'Well, does it? I don't really see why it should make any difference about going out, or not going out ... otherwise every shirker could run off and marry a wife, and live happily ever after.... But it certainly makes it a damned sight harder to decide ... and it makes the hell of a difference when you're out there.... You can make up your mind not to think of it when you're at home ... like this ... but out there, when you're cold and fed up, and just starting up the line with a working-party ... you can't help thinking of it, and it makes things about ten times more difficult ... and as you know, it's jolly hard not to let it make a difference to what you do.... But, damn it, why did you remind me of that? I didn't want to think about it.'

And then Mrs. Penrose came in, and we went down to dinner.

II

I did not enjoy that dinner. To begin with, I felt like a vulgar intruder on something that was almost sacred, and certainly very precious. For all the signs of the 'last evening' were there. The dishes we had were Harry's favourites, procured at I know what trouble and expense by Mrs. Harry; and she watched tremulously to see that he liked them. She had gone out and bought him a bottle of well-loved Moselle, for a special surprise, and some port; which was a huge extravagance. But that was nothing, if these things could only give a special something to this meal which would make him remember it; for the flowers he never saw, and the new dress went unnoticed for a long time. But I felt that it would all have gone much better, perhaps, if I had not been there, and I hoped she did not hate me.

And Harry was not at his best. The question he asked me I had had no time to answer, and he had not answered it himself. Through most of that dinner, which by all the rules should have been, superficially at least, cheerful and careless, as if there were no such thing as separation ahead, Harry was thoughtful and preoccupied. And I knew that he was still arguing with himself, 'What shall I say to Mackenzie? Yes or No?'—wandering up and down among the old doubts and resolutions and fears.... Mrs. Harry saw this as well as I ... and, no doubt, she cursed me for being there because in my presence she could not ask him what worried him.

But the Moselle began to do its work: Harry talked a little and noticed the new dress, and we all laughed a lot at the pudding, which came up in such a curious shape.... We were very glad to laugh at something.

Then Mrs. Harry spoke of some people in the regiment of whom she had heard a good deal—George Dawson, and Egerton, and old Colonel Roberts. I knew that in a minute we should stumble into talking about the trenches or shells, or some such folly, and have Harry gloomy and brooding again. I could not stand that, and I did not think Mrs. Harry could, so I plunged recklessly into the smoother waters of life in France. I told them the old story about General Jackson and the billet-guard; and then we came on to the famous night at Forceville, and other historic battalion orgies—the dinner at Monchy Breton, when we put a row of candles on the floor of the tent for footlights, and George and a few subs made a perfect beauty chorus. Those are the things one likes to remember about active service, and I was very glad to remember them then. The special port came in and was a great success; Harry warmed up, and laughed over those old gaieties, and was in great form. At that moment I think his answer to Major Mackenzie would have been definitely 'No.'

Mrs. Harry laughed very much too, and said she envied us the amusing times we had together 'out there.' 'You men have all the fun.' And that made me feel a heartless ass for having started on that topic. For I knew that when Harry was away there was little 'fun' for her; and whether he was lying on his stomach in a shell-hole, or singing songs in an estaminet, not thinking much of his wife, perhaps, except when they drank 'Sweethearts and Wives'—it was all one uniform, hideous wait for her. So I think it was hollow laughter for Mrs. P....

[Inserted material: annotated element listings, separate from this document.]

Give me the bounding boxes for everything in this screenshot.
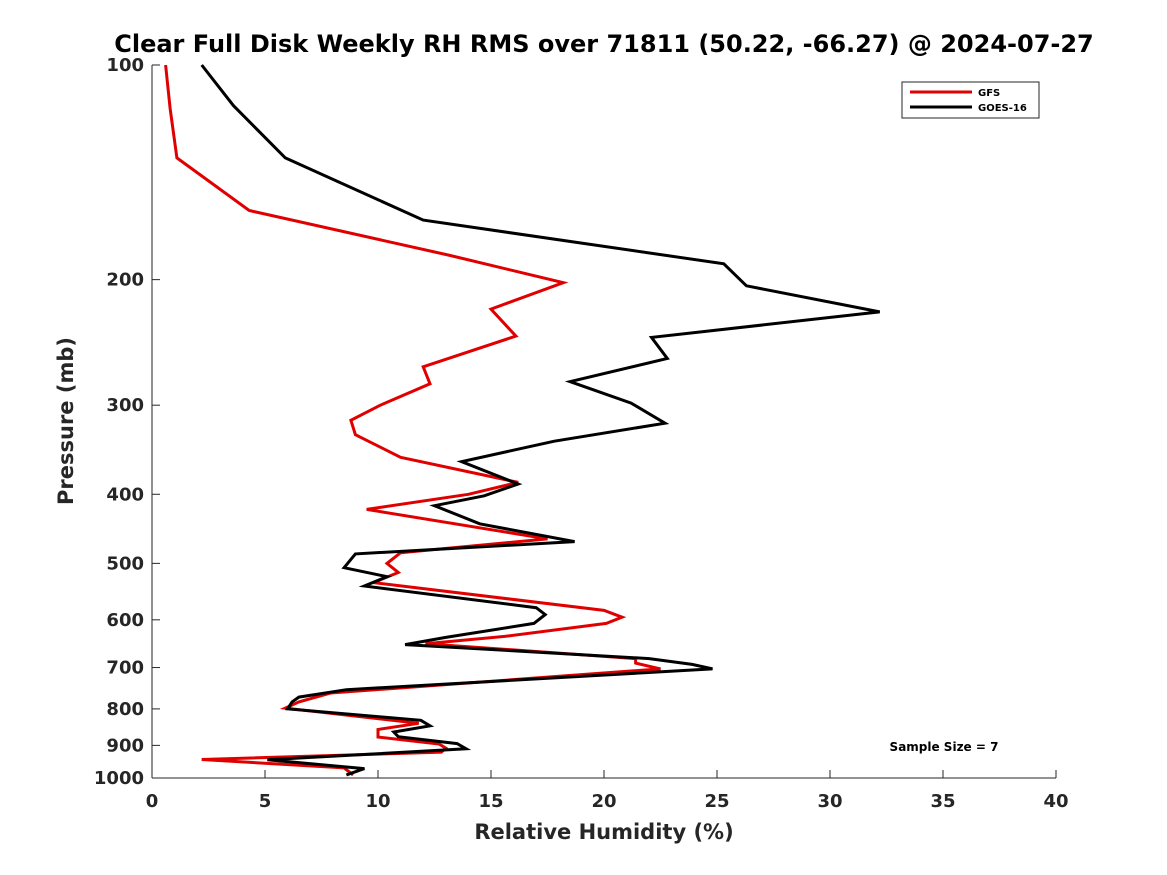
y-axis-label: Pressure (mb) bbox=[54, 337, 78, 505]
x-tick-label: 20 bbox=[591, 791, 616, 812]
legend: GFS GOES-16 bbox=[901, 81, 1040, 119]
x-tick-label: 0 bbox=[146, 791, 159, 812]
y-tick-label: 500 bbox=[106, 553, 144, 574]
plot-area bbox=[152, 65, 1056, 778]
y-tick-label: 300 bbox=[106, 395, 144, 416]
x-axis-label: Relative Humidity (%) bbox=[474, 820, 733, 844]
y-tick-label: 200 bbox=[106, 270, 144, 291]
legend-label: GFS bbox=[978, 88, 1000, 99]
x-tick-label: 5 bbox=[259, 791, 272, 812]
x-tick-label: 25 bbox=[704, 791, 729, 812]
y-tick-label: 600 bbox=[106, 610, 144, 631]
y-tick-label: 100 bbox=[106, 55, 144, 76]
x-tick-label: 35 bbox=[930, 791, 955, 812]
series-layer bbox=[164, 64, 880, 777]
x-tick-label: 10 bbox=[365, 791, 390, 812]
y-tick-label: 800 bbox=[106, 699, 144, 720]
axes-layer: 0 5 10 15 20 25 30 35 40 100 200 300 400 500 600 700 800… bbox=[94, 55, 1069, 812]
x-tick-label: 40 bbox=[1043, 791, 1068, 812]
y-tick-label: 700 bbox=[106, 658, 144, 679]
series-line-goes-16 bbox=[200, 64, 880, 777]
y-tick-label: 1000 bbox=[94, 768, 144, 789]
chart-title: Clear Full Disk Weekly RH RMS over 71811… bbox=[114, 30, 1094, 58]
sample-size-annotation: Sample Size = 7 bbox=[890, 740, 999, 754]
x-tick-label: 30 bbox=[817, 791, 842, 812]
x-tick-label: 15 bbox=[478, 791, 503, 812]
legend-box bbox=[901, 81, 1040, 119]
y-tick-label: 400 bbox=[106, 484, 144, 505]
legend-label: GOES-16 bbox=[978, 103, 1027, 114]
y-tick-label: 900 bbox=[106, 735, 144, 756]
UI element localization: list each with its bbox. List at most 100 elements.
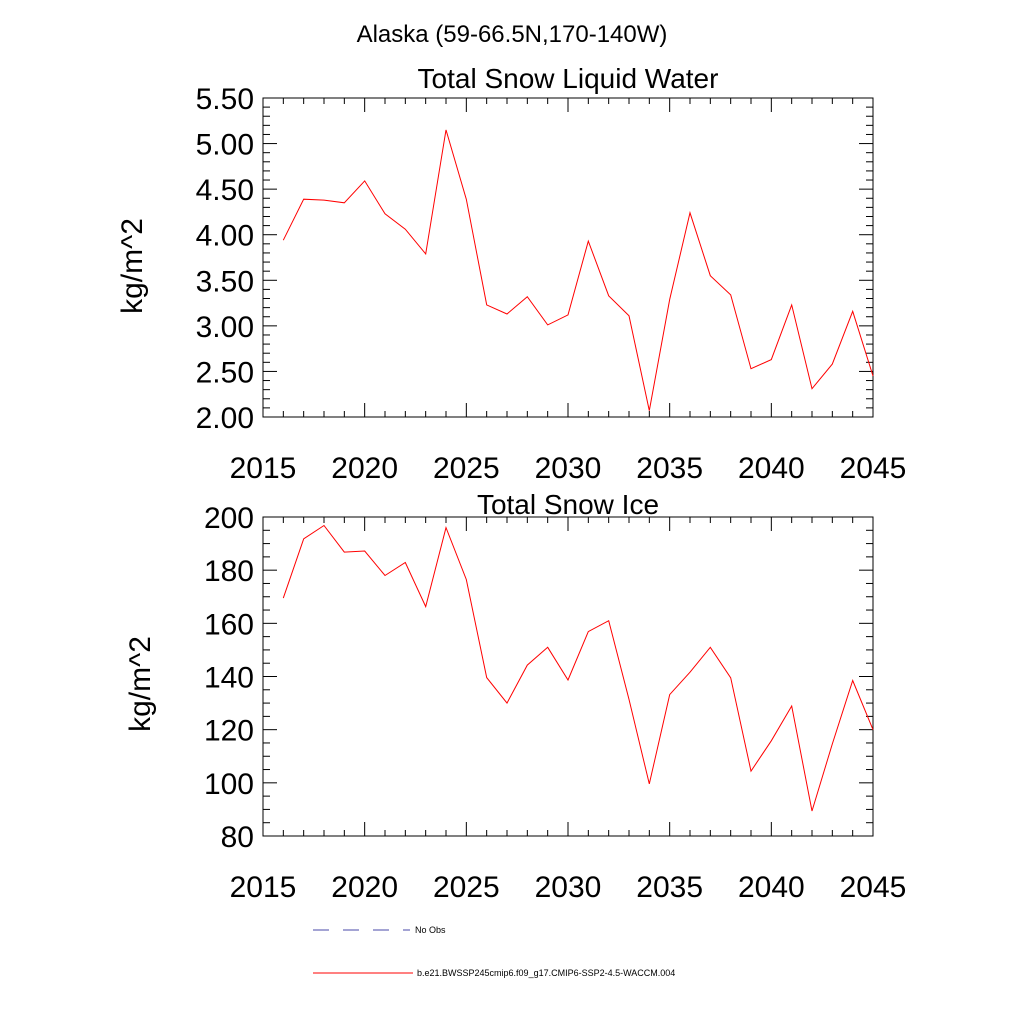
data-point [466,579,467,580]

Moreover, though I did not know how much she knew about Harry's difficulties, the 'job' and so one, I felt sure that with the extraordinary instinct of a wife she scented something of the conflict that was going on; and she knew vaguely that this exaggerated laudation of the amenities of France meant somehow danger to her.... So that just as I was beginning to congratulate myself on the bucking up of Harry, I tardily perceived that between us we were wounding the wife. And I more than ever wished myself anywhere than sitting at that pretty table with the shaded lights.

Well, we nearly finished the port—Harry still in excellent form—and went upstairs. Harry went off to look for smokes or something, and I knew at once that Mrs. Harry was going to ask me questions about him. You know how a woman stands in front of the fire, and looks down, and kind of paws the fender with one foot when she is going to say something confidential. Then she looks up suddenly, and you're done. Mrs. Harry did that, and I was done. At any other time I should have loved to talk to her about Harry, but that night I felt it was dangerous ground.